Son dönemlerde sosyal medya ve internet ortamında ilacın zayıflama amacıyla da kullanıldığı, hatta bazen reçetesiz temin edilmeye çalışıldığına tanık oluyoruz. Bu kesinlikle doğru bir yaklaşım değil. Çünkü bu ilaçların ciddi yan etkileri olabiliyor ve her birey için uygun olmayabilir. Ayrıca, diyabet hastalarının ilaca erişiminde sıkıntılar yaşanmasına yol açabiliyor.
2- İĞNELER TÜRKİYE'DE REÇETESİZ ALINABİLİYOR MU?
Hayır, bu iğneler Türkiye’de reçetesiz olarak temin edilemez. İlaçlar ülkemizde ‘kırmızı reçete’ gerektiren ilaçlar değil, ancak sadece hekim reçetesiyle eczanelerden alınabilen, reçetesiz satışı kesinlikle yasal olmayan ilaçlardır.
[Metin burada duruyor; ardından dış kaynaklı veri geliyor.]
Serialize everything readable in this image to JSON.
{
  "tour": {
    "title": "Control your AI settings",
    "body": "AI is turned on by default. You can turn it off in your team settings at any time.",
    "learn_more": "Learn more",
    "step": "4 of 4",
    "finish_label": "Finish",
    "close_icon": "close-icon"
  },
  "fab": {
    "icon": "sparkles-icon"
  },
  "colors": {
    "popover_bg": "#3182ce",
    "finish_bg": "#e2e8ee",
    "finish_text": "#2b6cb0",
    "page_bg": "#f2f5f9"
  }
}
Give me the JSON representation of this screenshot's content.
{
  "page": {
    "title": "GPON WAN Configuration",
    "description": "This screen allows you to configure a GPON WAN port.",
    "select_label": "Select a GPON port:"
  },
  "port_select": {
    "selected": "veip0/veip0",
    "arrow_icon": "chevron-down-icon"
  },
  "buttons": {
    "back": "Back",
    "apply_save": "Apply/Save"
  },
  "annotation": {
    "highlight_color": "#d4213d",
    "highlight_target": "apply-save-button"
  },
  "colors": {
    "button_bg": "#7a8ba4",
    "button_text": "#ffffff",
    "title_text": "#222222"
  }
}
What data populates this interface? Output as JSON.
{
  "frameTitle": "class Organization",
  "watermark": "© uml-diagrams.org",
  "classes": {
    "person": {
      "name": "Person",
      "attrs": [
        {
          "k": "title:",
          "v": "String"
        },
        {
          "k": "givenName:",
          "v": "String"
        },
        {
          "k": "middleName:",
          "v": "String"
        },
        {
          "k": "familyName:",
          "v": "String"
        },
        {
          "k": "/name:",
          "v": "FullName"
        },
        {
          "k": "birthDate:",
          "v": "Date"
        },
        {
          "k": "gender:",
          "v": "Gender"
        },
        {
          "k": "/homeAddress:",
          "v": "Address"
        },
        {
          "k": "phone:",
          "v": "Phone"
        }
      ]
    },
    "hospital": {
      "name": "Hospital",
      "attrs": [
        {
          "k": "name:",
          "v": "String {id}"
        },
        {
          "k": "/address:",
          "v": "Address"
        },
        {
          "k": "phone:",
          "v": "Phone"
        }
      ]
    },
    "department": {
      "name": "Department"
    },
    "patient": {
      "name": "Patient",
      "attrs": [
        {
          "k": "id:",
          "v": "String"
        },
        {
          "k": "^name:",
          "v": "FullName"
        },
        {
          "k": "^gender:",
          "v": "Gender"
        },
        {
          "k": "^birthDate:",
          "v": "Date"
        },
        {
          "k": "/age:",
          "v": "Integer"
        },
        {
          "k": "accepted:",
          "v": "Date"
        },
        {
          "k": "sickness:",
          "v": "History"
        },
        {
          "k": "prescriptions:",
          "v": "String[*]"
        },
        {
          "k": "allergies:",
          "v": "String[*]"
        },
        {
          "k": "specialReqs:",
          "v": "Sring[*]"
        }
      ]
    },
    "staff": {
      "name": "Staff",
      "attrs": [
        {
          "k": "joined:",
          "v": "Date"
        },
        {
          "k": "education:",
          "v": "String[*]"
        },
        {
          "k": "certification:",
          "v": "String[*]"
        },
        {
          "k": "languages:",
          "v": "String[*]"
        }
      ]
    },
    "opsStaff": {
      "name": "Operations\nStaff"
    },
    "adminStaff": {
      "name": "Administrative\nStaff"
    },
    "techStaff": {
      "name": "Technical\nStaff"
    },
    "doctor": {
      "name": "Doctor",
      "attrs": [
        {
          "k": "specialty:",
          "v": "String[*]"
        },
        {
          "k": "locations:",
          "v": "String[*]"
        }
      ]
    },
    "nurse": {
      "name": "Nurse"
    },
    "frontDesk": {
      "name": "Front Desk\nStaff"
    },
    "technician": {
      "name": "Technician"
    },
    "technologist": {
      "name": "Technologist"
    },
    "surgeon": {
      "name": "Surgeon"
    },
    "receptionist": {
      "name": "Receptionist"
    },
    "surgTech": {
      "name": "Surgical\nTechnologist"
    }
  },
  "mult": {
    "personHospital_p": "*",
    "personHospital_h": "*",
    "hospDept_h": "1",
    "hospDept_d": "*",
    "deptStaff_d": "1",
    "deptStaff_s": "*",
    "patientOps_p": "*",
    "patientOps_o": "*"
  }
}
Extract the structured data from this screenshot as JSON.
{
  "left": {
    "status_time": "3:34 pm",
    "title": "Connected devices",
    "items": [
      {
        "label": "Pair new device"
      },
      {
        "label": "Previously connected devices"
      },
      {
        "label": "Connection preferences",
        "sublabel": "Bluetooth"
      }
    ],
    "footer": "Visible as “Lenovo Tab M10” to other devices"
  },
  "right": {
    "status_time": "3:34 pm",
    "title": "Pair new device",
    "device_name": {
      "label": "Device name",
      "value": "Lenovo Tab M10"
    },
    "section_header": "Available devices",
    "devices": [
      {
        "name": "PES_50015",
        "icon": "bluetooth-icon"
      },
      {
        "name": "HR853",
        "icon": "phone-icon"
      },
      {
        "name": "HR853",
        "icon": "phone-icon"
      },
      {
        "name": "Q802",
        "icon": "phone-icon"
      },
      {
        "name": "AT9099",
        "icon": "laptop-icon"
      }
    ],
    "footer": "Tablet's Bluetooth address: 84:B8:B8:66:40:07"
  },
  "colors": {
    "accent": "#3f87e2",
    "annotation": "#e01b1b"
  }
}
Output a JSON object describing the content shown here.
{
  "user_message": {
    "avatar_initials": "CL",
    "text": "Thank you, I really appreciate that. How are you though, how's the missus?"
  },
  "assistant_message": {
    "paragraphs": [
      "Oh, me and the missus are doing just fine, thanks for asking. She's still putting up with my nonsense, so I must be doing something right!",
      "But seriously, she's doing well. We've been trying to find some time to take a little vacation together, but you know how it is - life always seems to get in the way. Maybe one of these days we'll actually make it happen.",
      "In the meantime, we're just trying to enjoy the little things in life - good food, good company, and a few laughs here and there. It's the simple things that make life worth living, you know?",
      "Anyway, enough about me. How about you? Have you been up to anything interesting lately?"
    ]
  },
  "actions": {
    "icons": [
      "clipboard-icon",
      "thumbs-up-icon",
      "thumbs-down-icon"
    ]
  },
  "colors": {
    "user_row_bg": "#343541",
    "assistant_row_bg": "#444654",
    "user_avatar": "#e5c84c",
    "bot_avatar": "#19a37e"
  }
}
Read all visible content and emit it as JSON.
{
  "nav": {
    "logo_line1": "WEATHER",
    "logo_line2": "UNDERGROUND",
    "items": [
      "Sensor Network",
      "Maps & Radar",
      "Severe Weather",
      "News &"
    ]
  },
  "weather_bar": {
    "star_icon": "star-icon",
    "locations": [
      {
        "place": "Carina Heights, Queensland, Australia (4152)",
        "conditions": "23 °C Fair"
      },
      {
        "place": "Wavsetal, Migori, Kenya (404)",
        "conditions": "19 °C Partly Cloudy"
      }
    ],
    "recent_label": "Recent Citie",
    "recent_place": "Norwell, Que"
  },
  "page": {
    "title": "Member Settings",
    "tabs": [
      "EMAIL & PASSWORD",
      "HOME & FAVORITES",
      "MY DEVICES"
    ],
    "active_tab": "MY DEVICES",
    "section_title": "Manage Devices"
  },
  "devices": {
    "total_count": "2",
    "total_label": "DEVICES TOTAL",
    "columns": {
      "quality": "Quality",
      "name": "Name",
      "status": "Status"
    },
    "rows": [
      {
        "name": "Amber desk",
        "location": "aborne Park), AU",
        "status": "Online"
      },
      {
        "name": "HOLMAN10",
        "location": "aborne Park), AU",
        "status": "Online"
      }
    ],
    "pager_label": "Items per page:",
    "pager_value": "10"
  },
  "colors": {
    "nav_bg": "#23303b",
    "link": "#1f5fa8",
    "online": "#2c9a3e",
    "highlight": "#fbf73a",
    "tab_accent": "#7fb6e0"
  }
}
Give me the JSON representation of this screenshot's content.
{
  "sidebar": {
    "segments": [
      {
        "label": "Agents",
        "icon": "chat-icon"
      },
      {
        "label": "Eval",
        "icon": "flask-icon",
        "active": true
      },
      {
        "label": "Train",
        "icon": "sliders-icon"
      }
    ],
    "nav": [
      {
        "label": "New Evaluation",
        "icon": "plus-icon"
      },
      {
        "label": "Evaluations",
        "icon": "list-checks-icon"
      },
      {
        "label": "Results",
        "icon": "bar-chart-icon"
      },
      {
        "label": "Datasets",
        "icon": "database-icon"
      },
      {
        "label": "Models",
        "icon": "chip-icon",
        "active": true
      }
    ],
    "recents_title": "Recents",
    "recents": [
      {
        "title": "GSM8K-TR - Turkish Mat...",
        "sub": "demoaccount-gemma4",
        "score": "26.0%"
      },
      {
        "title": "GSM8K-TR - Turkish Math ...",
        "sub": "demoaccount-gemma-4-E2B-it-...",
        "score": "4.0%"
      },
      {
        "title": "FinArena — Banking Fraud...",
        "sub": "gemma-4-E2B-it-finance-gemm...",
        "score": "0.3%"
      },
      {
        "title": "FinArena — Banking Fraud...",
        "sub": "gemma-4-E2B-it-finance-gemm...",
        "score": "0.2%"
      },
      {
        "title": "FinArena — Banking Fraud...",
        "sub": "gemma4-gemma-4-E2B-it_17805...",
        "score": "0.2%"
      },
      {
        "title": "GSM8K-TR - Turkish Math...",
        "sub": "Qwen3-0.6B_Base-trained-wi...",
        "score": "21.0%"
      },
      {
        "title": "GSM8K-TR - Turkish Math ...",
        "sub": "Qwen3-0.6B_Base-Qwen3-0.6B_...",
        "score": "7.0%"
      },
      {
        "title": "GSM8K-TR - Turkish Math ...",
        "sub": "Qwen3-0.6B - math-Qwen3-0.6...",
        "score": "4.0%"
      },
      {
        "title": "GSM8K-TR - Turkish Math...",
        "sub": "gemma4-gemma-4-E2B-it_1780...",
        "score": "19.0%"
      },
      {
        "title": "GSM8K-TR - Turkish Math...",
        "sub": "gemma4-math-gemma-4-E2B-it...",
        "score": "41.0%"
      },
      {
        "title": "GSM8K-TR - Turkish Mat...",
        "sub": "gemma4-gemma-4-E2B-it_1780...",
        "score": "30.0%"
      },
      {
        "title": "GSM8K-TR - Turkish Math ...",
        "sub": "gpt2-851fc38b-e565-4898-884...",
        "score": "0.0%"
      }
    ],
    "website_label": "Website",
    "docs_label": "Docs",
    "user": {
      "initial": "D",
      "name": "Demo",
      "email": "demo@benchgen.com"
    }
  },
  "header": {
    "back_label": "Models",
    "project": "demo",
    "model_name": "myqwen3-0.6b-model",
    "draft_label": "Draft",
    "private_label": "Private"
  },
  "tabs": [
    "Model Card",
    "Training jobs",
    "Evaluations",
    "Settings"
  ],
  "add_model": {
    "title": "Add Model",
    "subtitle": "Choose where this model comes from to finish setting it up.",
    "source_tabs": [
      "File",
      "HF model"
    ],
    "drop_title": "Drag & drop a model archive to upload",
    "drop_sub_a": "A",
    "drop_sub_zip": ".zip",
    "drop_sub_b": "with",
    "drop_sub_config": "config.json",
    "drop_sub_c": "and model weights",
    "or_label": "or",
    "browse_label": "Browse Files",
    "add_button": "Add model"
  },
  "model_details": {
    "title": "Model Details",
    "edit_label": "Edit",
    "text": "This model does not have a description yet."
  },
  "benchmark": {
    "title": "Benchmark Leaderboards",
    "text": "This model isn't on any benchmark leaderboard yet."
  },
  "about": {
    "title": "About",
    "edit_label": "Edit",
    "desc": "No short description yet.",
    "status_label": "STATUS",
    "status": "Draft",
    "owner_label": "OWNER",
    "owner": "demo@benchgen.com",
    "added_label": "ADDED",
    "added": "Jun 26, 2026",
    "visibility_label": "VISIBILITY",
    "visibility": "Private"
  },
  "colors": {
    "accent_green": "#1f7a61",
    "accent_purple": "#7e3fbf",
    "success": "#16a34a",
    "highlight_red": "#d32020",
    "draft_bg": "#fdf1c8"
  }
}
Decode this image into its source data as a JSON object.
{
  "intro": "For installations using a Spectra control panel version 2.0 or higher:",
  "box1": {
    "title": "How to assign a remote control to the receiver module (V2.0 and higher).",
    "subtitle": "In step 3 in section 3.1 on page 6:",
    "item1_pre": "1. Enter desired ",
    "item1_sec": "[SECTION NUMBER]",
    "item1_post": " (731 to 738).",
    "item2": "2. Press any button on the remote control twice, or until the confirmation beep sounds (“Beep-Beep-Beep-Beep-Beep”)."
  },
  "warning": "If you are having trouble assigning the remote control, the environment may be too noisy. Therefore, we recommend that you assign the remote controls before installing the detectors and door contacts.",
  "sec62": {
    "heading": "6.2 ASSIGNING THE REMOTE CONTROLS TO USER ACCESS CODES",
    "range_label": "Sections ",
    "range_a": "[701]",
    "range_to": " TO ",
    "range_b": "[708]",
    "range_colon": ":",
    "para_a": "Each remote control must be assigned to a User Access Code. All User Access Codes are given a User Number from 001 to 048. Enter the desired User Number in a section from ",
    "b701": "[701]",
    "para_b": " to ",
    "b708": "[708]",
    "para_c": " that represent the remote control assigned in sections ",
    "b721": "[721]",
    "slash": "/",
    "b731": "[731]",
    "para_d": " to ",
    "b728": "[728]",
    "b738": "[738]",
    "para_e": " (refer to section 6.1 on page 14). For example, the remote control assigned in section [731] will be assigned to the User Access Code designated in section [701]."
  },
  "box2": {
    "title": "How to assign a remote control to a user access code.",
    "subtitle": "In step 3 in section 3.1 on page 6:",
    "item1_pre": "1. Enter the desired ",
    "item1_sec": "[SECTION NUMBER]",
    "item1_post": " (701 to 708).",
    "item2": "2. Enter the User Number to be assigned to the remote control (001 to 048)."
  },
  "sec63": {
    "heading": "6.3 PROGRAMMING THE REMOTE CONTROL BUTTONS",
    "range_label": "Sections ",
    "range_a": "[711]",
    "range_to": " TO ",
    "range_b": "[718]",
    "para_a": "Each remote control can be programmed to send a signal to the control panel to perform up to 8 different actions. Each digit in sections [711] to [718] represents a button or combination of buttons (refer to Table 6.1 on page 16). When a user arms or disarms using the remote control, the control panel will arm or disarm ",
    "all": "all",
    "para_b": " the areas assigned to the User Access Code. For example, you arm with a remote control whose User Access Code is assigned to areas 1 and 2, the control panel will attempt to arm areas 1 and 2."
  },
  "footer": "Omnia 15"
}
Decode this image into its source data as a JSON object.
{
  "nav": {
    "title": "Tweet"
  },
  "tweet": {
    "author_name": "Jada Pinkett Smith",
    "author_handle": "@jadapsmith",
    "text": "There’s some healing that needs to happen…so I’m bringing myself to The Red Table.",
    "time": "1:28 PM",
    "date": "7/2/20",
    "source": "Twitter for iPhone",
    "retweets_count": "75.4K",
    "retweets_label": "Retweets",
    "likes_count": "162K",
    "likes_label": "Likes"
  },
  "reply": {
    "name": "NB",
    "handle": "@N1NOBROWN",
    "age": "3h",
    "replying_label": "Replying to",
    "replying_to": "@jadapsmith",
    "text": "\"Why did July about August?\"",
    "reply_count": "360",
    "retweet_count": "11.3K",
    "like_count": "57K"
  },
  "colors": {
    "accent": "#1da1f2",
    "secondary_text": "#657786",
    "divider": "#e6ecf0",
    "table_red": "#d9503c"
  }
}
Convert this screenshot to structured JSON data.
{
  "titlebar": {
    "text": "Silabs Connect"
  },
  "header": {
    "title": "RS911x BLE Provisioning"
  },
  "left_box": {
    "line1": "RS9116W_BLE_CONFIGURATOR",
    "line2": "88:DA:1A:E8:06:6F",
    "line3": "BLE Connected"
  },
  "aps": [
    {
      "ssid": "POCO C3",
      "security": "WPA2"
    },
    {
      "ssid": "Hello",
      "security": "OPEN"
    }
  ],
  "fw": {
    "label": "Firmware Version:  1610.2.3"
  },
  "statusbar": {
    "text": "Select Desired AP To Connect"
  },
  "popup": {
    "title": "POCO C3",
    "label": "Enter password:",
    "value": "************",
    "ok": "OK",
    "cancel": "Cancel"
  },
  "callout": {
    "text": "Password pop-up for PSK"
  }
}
Yani, eczaneler bu ilaçları reçetesiz veremez. Ayrıca, reçetede de hekimin ilacı hangi tanı (endikasyon) için önerdiği açıkça belirtilmelidir. Türkiye’de bu ilaçların yalnızca Tip 2 diyabet tedavisinde kullanımına izin verilmiştir. Kilo verme amacıyla ya da reçetesiz olarak alınmaları yasal değildir. Ama maalesef kilo vermek isteyen vatandaşlarımız ilacın geri ödemesi olmadığı için reçetesiz ve doktor kontrolü olmaksızın ilacı bir şekilde temin ediyorlar.
3- BU İĞNELER ASLINDA DİYABET HASTALARI İÇİN KULLANILIYOR. PEKİ NASIL KİLO VERMEYE YARDIMCI OLUYOR?
İlaçların etken maddeleri vücudumuzdaki ‘inkretin’ adı verilen hormonları taklit eder. İnkretin hormonları özellikle yemeklerden sonra pankreastan insülin salınımını artırır, açlık hissini azaltır ve mide boşalmasını geciktirir. Sonuç olarak:
İştah azalır: Beyindeki iştah merkezini etkileyerek kişinin daha az yemesini sağlar.
Doygunluk hissi artar: Kişi daha çabuk ve daha uzun süre tok kalır.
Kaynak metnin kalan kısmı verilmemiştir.